Henry Kissinger, upon receiving Israel’s presidential award from Israeli President Shimon Peres, said the moment of truth on the Iran question will be in the months ahead.

“The question is at what point one concludes that negotiations have reached their limit? It is not a question that should be answered unilaterally,” the former U.S. secretary of state said Tuesday night in a speech at the opening gala of the 2012 President’s Conference in Jerusalem.

“The fact is that the members of the Security Council have stated for 10 years that a military nuclear program in Iran is unacceptable. They owe themselves the need for diplomacy, but also a point will be reached at which they will have to define what they mean by unacceptable and how that should be implemented. And that is a moment that will be approached in the months ahead, and it is something that we should all do together.”

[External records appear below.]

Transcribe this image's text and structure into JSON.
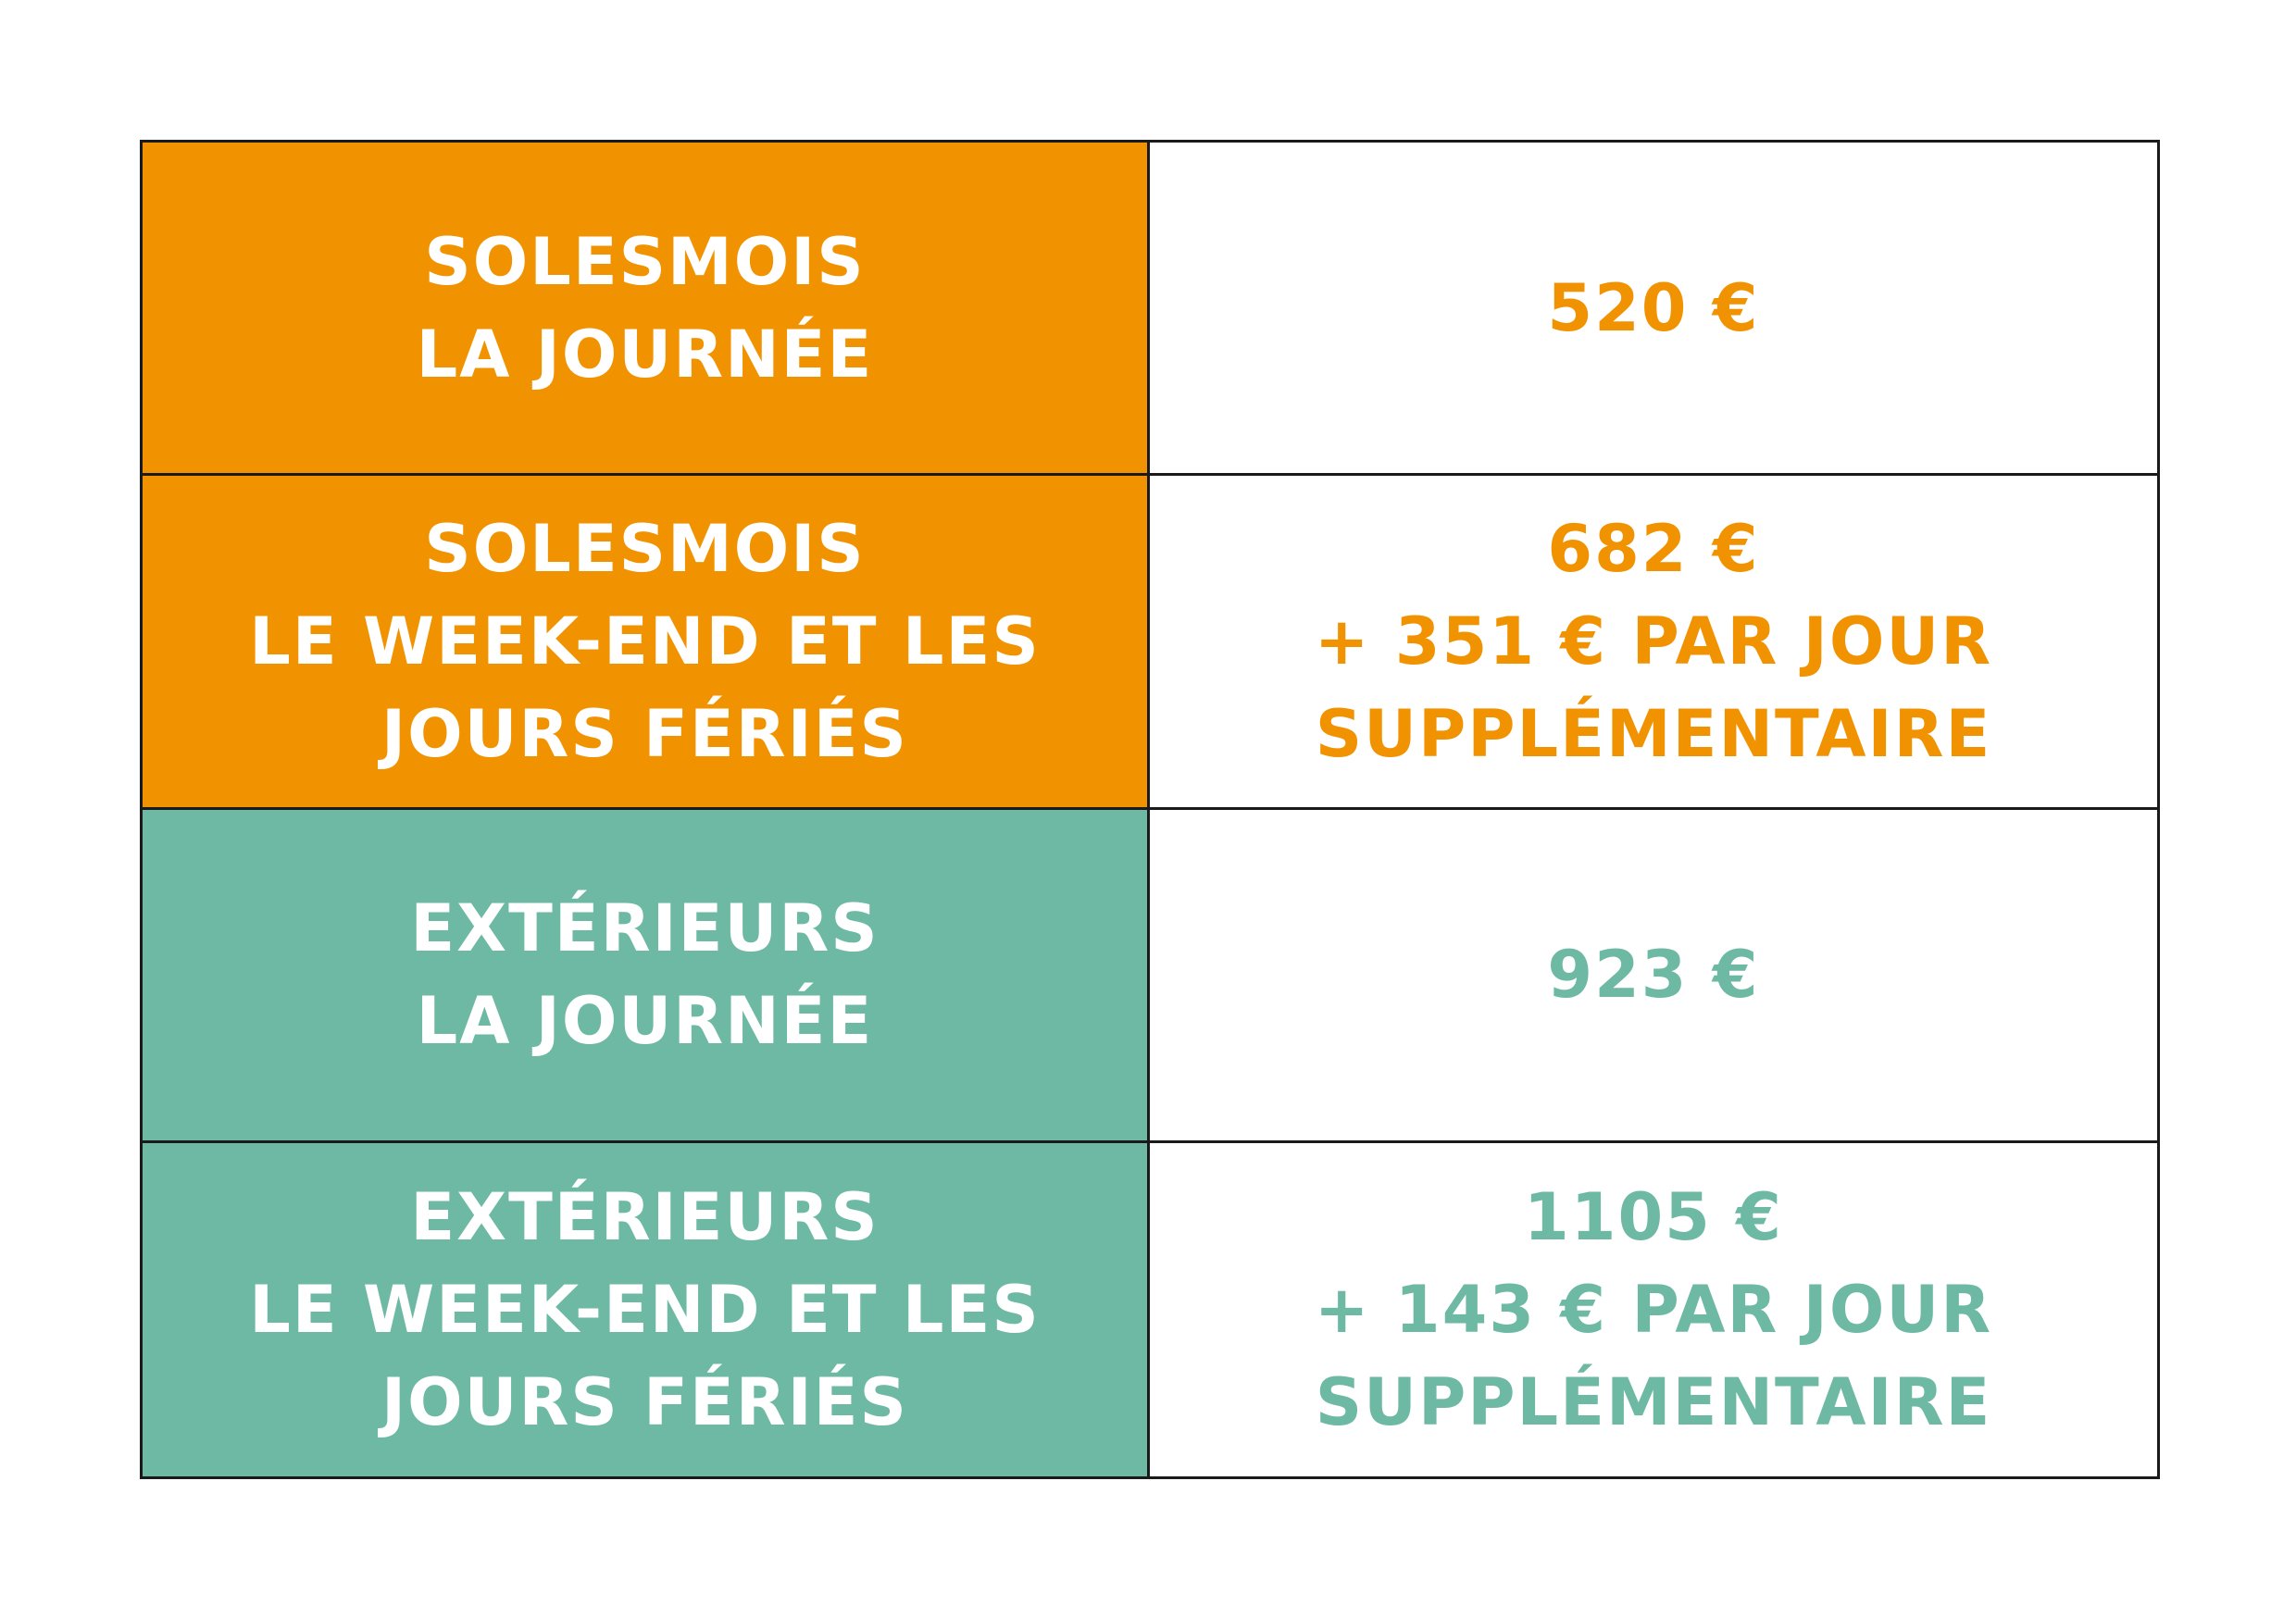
{
  "colors": {
    "orange": "#F19200",
    "teal": "#6DB9A3",
    "border": "#1a1a1a",
    "background": "#ffffff"
  },
  "rows": [
    {
      "theme": "orange",
      "label_lines": [
        "SOLESMOIS",
        "LA JOURNÉE"
      ],
      "value_lines": [
        "520 €"
      ]
    },
    {
      "theme": "orange",
      "label_lines": [
        "SOLESMOIS",
        "LE WEEK-END ET LES",
        "JOURS FÉRIÉS"
      ],
      "value_lines": [
        "682 €",
        "+ 351 € PAR JOUR",
        "SUPPLÉMENTAIRE"
      ]
    },
    {
      "theme": "teal",
      "label_lines": [
        "EXTÉRIEURS",
        "LA JOURNÉE"
      ],
      "value_lines": [
        "923 €"
      ]
    },
    {
      "theme": "teal",
      "label_lines": [
        "EXTÉRIEURS",
        "LE WEEK-END ET LES",
        "JOURS FÉRIÉS"
      ],
      "value_lines": [
        "1105 €",
        "+ 143 € PAR JOUR",
        "SUPPLÉMENTAIRE"
      ]
    }
  ]
}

Kissinger had come to Jerusalem to receive Israel’s presidential medal from Peres, who was fresh from receiving his own U.S. Presidential Medal of Freedom several days ago from President Obama. Peres said it was clear from his recent meeting with Obama that the U.S. leader indeed considers “all options are on the table” with regard to Iran.

At Tuesday’s ceremony, Peres called Kissinger a “brother,” hailing “the tremendous effort you made to help us on every occasion as a great statesman and as a great Jew.”

The award comes less than two years after declassified Nixon tapes revealed that Kissinger had told President Nixon in 1973 that it would not be a U.S. concern if the Soviets were to consign Jews to death camps.

“It is unusual for an 89-year-old man to say that I wish my parents could be here,” Kissinger said upon receiving the medal. “They would be more proud of this distinction than any of the other honors that have come my way.”

In his speech, Kissinger also said the Arabs need to offer some concessions when it comes to peace with Israel.

“Everybody knows the sacrifices that Israel has made and is prepared to make for peace, but the other side has to give some content toward what a peaceful world would look like,” he said. “There has to be a quid pro quo on the other side. It is a peculiarity of the Arab-Israeli negotiations that one side considers recognition of the other state as sufficient for recognition of peace. But recognition of a state is the beginning of peace, it is not the end of peace.”

More than 4,000 people have turned out for this year’s President’s Conference, now in its fourth year, including leading politicians, businesspeople, entrepreneurs and civil society activists from Israel and throughout the world. Among the speakers on the first day of the conference, called “Facing Tomorrow,” were Eric Schmidt, the executive chairman of Google, and Tony Blair, the former British prime minister and current envoy of the Quartet grouping of Middle East peacemakers.